论文标题
端到端的歌词识别自我监督的学习
End-to-End Lyrics Recognition with Self-supervised Learning
论文作者
论文摘要
歌词识别是音乐处理中的重要任务。尽管传统的算法(例如混合HMM-TDNN模型都达到了良好的性能,但应用端到端模型和自我监督学习(SSL)的研究还是有限的。在本文中,我们首先建立了歌词识别的端到端基线,然后探索SSL模型在歌词识别任务中的性能。我们通过不同的训练方法(掩盖重建,掩盖预测,自回归重建和对比度学习)评估了各种上游SSL模型。我们在潮湿的音乐数据集上进行评估的端到端自我监督模型,即使没有大型语料库培训的语言模型,DEV集合的端到的模型也优于先前的最新系统(SOTA)系统,而测试集则胜过2.4%。此外,我们研究了背景音乐对自我监督学习模型的性能的影响,并得出结论,SSL模型无法在背景音乐的存在下有效提取功能。最后,考虑到这些模型未在音乐数据集中培训,我们研究了SSL功能的跨域泛化能力。

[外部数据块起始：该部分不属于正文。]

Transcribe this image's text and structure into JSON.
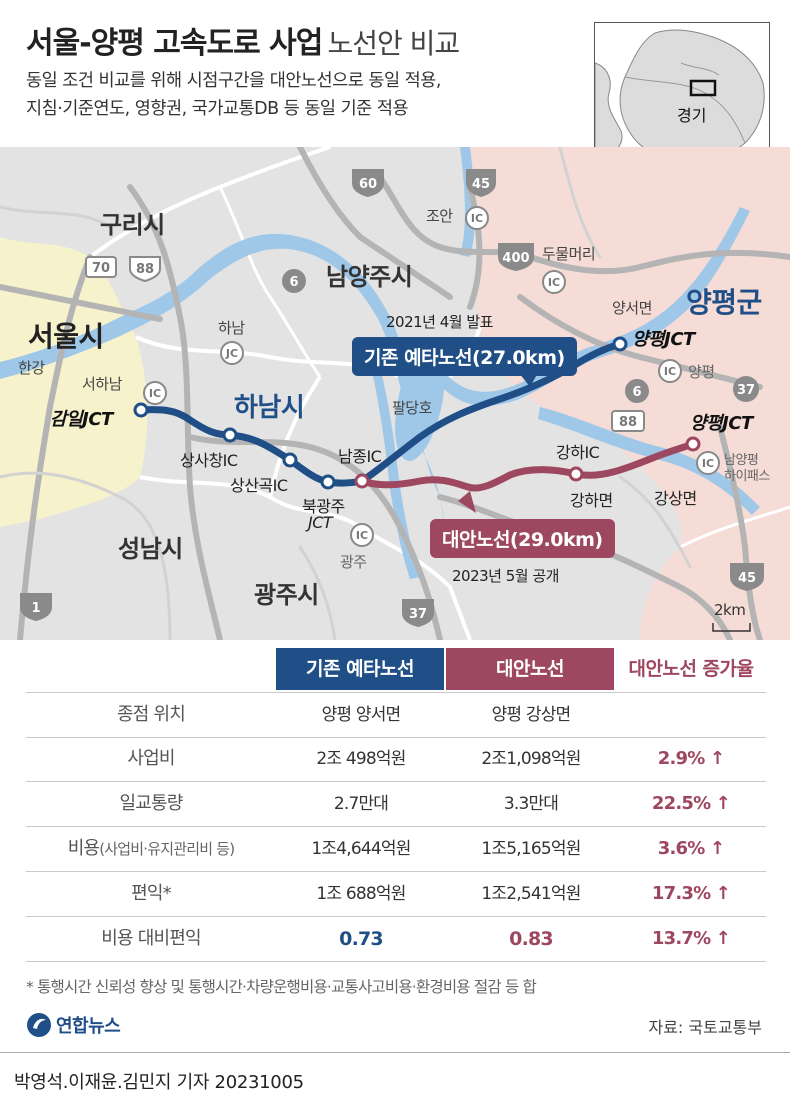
{
  "header": {
    "title_main": "서울-양평 고속도로 사업",
    "title_sub": "노선안 비교",
    "subtitle_lines": [
      "동일 조건 비교를 위해 시점구간을 대안노선으로 동일 적용,",
      "지침·기준연도, 영향권, 국가교통DB 등 동일 기준 적용"
    ]
  },
  "inset_map": {
    "label": "경기"
  },
  "map": {
    "cities": {
      "seoul": "서울시",
      "guri": "구리시",
      "namyangju": "남양주시",
      "hanam": "하남시",
      "seongnam": "성남시",
      "gwangju": "광주시",
      "yangpyeong": "양평군"
    },
    "places": {
      "hangang": "한강",
      "paldangho": "팔당호",
      "hanam_jct": "하남",
      "joan": "조안",
      "dumulmeori": "두물머리",
      "yangseo": "양서면",
      "yangpyeong_ic": "양평",
      "namyangpyeong": "남양평",
      "hipass": "하이패스",
      "gwangju_ic": "광주",
      "seohanam": "서하남"
    },
    "route_signs": [
      "60",
      "45",
      "400",
      "6",
      "70",
      "88",
      "6",
      "88",
      "37",
      "45",
      "1",
      "37"
    ],
    "ic_badge": "IC",
    "jct_badge": "JC",
    "nodes": {
      "gamil_jct": "감일JCT",
      "sangsachang_ic": "상사창IC",
      "sangsangok_ic": "상산곡IC",
      "bukgwangju_jct_1": "북광주",
      "bukgwangju_jct_2": "JCT",
      "namjong_ic": "남종IC",
      "gangha_ic": "강하IC",
      "gangha_myeon": "강하면",
      "gangsang_myeon": "강상면",
      "yangpyeong_jct_existing": "양평JCT",
      "yangpyeong_jct_alt": "양평JCT"
    },
    "existing_route": {
      "label": "기존 예타노선(27.0km)",
      "note": "2021년 4월 발표",
      "color": "#1f4f86"
    },
    "alternative_route": {
      "label": "대안노선(29.0km)",
      "note": "2023년 5월 공개",
      "color": "#9e4760"
    },
    "scale": "2km"
  },
  "table": {
    "headers": {
      "existing": "기존 예타노선",
      "alternative": "대안노선",
      "increase": "대안노선 증가율"
    },
    "rows": [
      {
        "label": "종점 위치",
        "label_sub": "",
        "existing": "양평 양서면",
        "alternative": "양평 강상면",
        "increase": ""
      },
      {
        "label": "사업비",
        "label_sub": "",
        "existing": "2조 498억원",
        "alternative": "2조1,098억원",
        "increase": "2.9% ↑"
      },
      {
        "label": "일교통량",
        "label_sub": "",
        "existing": "2.7만대",
        "alternative": "3.3만대",
        "increase": "22.5% ↑"
      },
      {
        "label": "비용",
        "label_sub": "(사업비·유지관리비 등)",
        "existing": "1조4,644억원",
        "alternative": "1조5,165억원",
        "increase": "3.6% ↑"
      },
      {
        "label": "편익*",
        "label_sub": "",
        "existing": "1조 688억원",
        "alternative": "1조2,541억원",
        "increase": "17.3% ↑"
      },
      {
        "label": "비용 대비편익",
        "label_sub": "",
        "existing": "0.73",
        "alternative": "0.83",
        "increase": "13.7% ↑"
      }
    ]
  },
  "footnote": "* 통행시간 신뢰성 향상 및 통행시간·차량운행비용·교통사고비용·환경비용 절감 등 합",
  "logo_text": "연합뉴스",
  "source": "자료: 국토교통부",
  "credit": "박영석.이재윤.김민지 기자  20231005",
  "colors": {
    "existing": "#1f4f86",
    "alternative": "#9e4760",
    "seoul_area": "#f6f2cc",
    "yangpyeong_area": "#f6dcd6",
    "water": "#9fc7e8"
  }
}
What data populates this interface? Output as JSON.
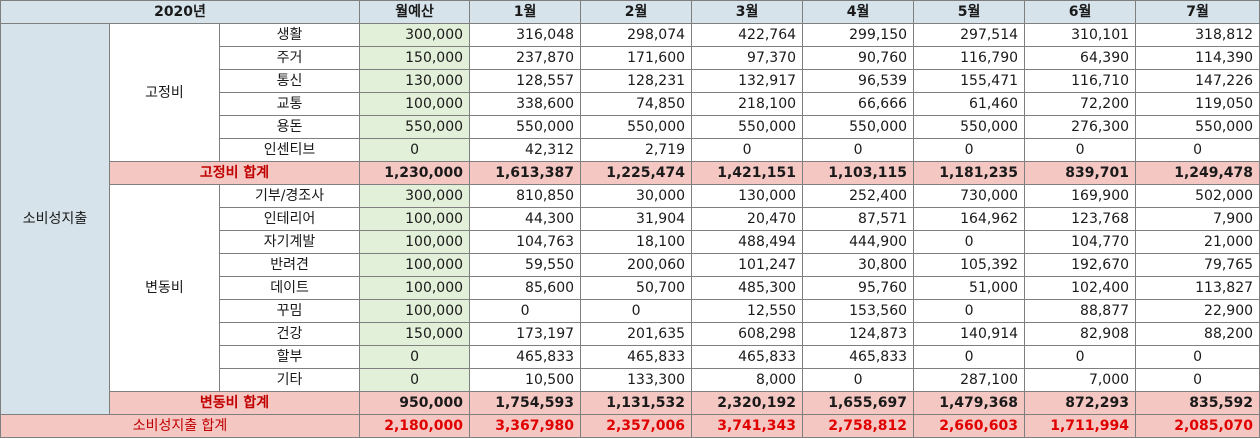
{
  "header": {
    "year": "2020년",
    "budget": "월예산",
    "months": [
      "1월",
      "2월",
      "3월",
      "4월",
      "5월",
      "6월",
      "7월"
    ]
  },
  "category": "소비성지출",
  "fixed": {
    "label": "고정비",
    "rows": [
      {
        "item": "생활",
        "budget": "300,000",
        "values": [
          "316,048",
          "298,074",
          "422,764",
          "299,150",
          "297,514",
          "310,101",
          "318,812"
        ]
      },
      {
        "item": "주거",
        "budget": "150,000",
        "values": [
          "237,870",
          "171,600",
          "97,370",
          "90,760",
          "116,790",
          "64,390",
          "114,390"
        ]
      },
      {
        "item": "통신",
        "budget": "130,000",
        "values": [
          "128,557",
          "128,231",
          "132,917",
          "96,539",
          "155,471",
          "116,710",
          "147,226"
        ]
      },
      {
        "item": "교통",
        "budget": "100,000",
        "values": [
          "338,600",
          "74,850",
          "218,100",
          "66,666",
          "61,460",
          "72,200",
          "119,050"
        ]
      },
      {
        "item": "용돈",
        "budget": "550,000",
        "values": [
          "550,000",
          "550,000",
          "550,000",
          "550,000",
          "550,000",
          "276,300",
          "550,000"
        ]
      },
      {
        "item": "인센티브",
        "budget": "0",
        "values": [
          "42,312",
          "2,719",
          "0",
          "0",
          "0",
          "0",
          "0"
        ]
      }
    ],
    "total_label": "고정비 합계",
    "total_budget": "1,230,000",
    "totals": [
      "1,613,387",
      "1,225,474",
      "1,421,151",
      "1,103,115",
      "1,181,235",
      "839,701",
      "1,249,478"
    ]
  },
  "variable": {
    "label": "변동비",
    "rows": [
      {
        "item": "기부/경조사",
        "budget": "300,000",
        "values": [
          "810,850",
          "30,000",
          "130,000",
          "252,400",
          "730,000",
          "169,900",
          "502,000"
        ]
      },
      {
        "item": "인테리어",
        "budget": "100,000",
        "values": [
          "44,300",
          "31,904",
          "20,470",
          "87,571",
          "164,962",
          "123,768",
          "7,900"
        ]
      },
      {
        "item": "자기계발",
        "budget": "100,000",
        "values": [
          "104,763",
          "18,100",
          "488,494",
          "444,900",
          "0",
          "104,770",
          "21,000"
        ]
      },
      {
        "item": "반려견",
        "budget": "100,000",
        "values": [
          "59,550",
          "200,060",
          "101,247",
          "30,800",
          "105,392",
          "192,670",
          "79,765"
        ]
      },
      {
        "item": "데이트",
        "budget": "100,000",
        "values": [
          "85,600",
          "50,700",
          "485,300",
          "95,760",
          "51,000",
          "102,400",
          "113,827"
        ]
      },
      {
        "item": "꾸밈",
        "budget": "100,000",
        "values": [
          "0",
          "0",
          "12,550",
          "153,560",
          "0",
          "88,877",
          "22,900"
        ]
      },
      {
        "item": "건강",
        "budget": "150,000",
        "values": [
          "173,197",
          "201,635",
          "608,298",
          "124,873",
          "140,914",
          "82,908",
          "88,200"
        ]
      },
      {
        "item": "할부",
        "budget": "0",
        "values": [
          "465,833",
          "465,833",
          "465,833",
          "465,833",
          "0",
          "0",
          "0"
        ]
      },
      {
        "item": "기타",
        "budget": "0",
        "values": [
          "10,500",
          "133,300",
          "8,000",
          "0",
          "287,100",
          "7,000",
          "0"
        ]
      }
    ],
    "total_label": "변동비 합계",
    "total_budget": "950,000",
    "totals": [
      "1,754,593",
      "1,131,532",
      "2,320,192",
      "1,655,697",
      "1,479,368",
      "872,293",
      "835,592"
    ]
  },
  "grand": {
    "label": "소비성지출 합계",
    "budget": "2,180,000",
    "totals": [
      "3,367,980",
      "2,357,006",
      "3,741,343",
      "2,758,812",
      "2,660,603",
      "1,711,994",
      "2,085,070"
    ]
  },
  "colors": {
    "header_bg": "#d6e3ea",
    "budget_bg": "#e2efd9",
    "subtotal_bg": "#f4c7c3",
    "subtotal_text": "#c00000",
    "grand_text": "#e00000"
  }
}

Lyrics recognition is an important task in music processing. Despite traditional algorithms such as the hybrid HMM- TDNN model achieving good performance, studies on applying end-to-end models and self-supervised learning (SSL) are limited. In this paper, we first establish an end-to-end baseline for lyrics recognition and then explore the performance of SSL models on lyrics recognition task. We evaluate a variety of upstream SSL models with different training methods (masked reconstruction, masked prediction, autoregressive reconstruction, and contrastive learning). Our end-to-end self-supervised models, evaluated on the DAMP music dataset, outperform the previous state-of-the-art (SOTA) system by 5.23% for the dev set and 2.4% for the test set even without a language model trained by a large corpus. Moreover, we investigate the effect of background music on the performance of self-supervised learning models and conclude that the SSL models cannot extract features efficiently in the presence of background music. Finally, we study the out-of-domain generalization ability of the SSL features considering that those models were not trained on music datasets.